Erick Oduor is Counsellor at Cruse Bereavement Care working in Prison in N.Ireland for the last 9 years, and also a supervisor with Cruse Bereavement Care. I also have a private practice that has been operating for the last seven years. I also am a Board member with CIPN representing Ireland which has been grateful to serve and Great privilege as I have enjoyed promoting counseling in the prison network.
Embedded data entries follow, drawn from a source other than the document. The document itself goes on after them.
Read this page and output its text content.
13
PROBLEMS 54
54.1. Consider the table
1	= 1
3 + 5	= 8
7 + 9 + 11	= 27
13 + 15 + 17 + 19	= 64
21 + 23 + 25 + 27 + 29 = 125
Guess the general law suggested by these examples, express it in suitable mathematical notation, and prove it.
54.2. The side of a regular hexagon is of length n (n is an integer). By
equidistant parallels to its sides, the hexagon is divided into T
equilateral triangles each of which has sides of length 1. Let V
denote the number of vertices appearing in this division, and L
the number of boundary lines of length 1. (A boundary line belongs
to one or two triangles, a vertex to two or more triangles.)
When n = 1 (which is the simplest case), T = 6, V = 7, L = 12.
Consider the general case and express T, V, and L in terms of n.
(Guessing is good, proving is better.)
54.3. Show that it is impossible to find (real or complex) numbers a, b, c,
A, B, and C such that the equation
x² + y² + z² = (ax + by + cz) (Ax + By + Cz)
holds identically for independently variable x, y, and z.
Peter Jones: Reg MBACP MA FBACP FHEA FRSA
Chair Counselling in Prisons Network
Peter has an extensive background in mental health, and has undertaken training as a counsellor, graduating with a Diploma in Counselling in 1997 and obtaining a MA in Counselling in 1999 from Ripon and York St John. He is a recognised national leader in working with victims of sexual violence and trauma who disclose this both within the custodial setting and mental health arena, and he has presented his work at a number of national and international conferences. He has developed models of practice and pioneered work in this area both within and outside the custodial setting over the last 10 years. It is through this work that he has been challenged to explore more deeply the nature of regimes and their relationship to the patient and the healthcare worker and their impact on health. He has published a number of articles and books in this field. His published books in the field of working therapeutically in the criminal justice system include
Peter was awarded a BACP Fellowship in 2009 in recognition of his distinguished contribution to the development of BACP and to Counselling/ psychotherapy in general. Peter chairs a specialist interest group within the World Health Organisation in relation to Sexual Violence and Trauma within custodial settings. He also chairs and leads the Well- Being in Prisons Network within Higher Education founded in 2010 in partnership with the Mental Health in Higher Education Network. , Peter was elected a Fellow of the Royal society of Arts in 2013. He also became visiting fellow from 2013 to 2016 at the Univercity of Durham.
His hobbies include attending his local gym, eating out and walking through the Purbecks. Peter is also a keen supporter of Liverpool FC.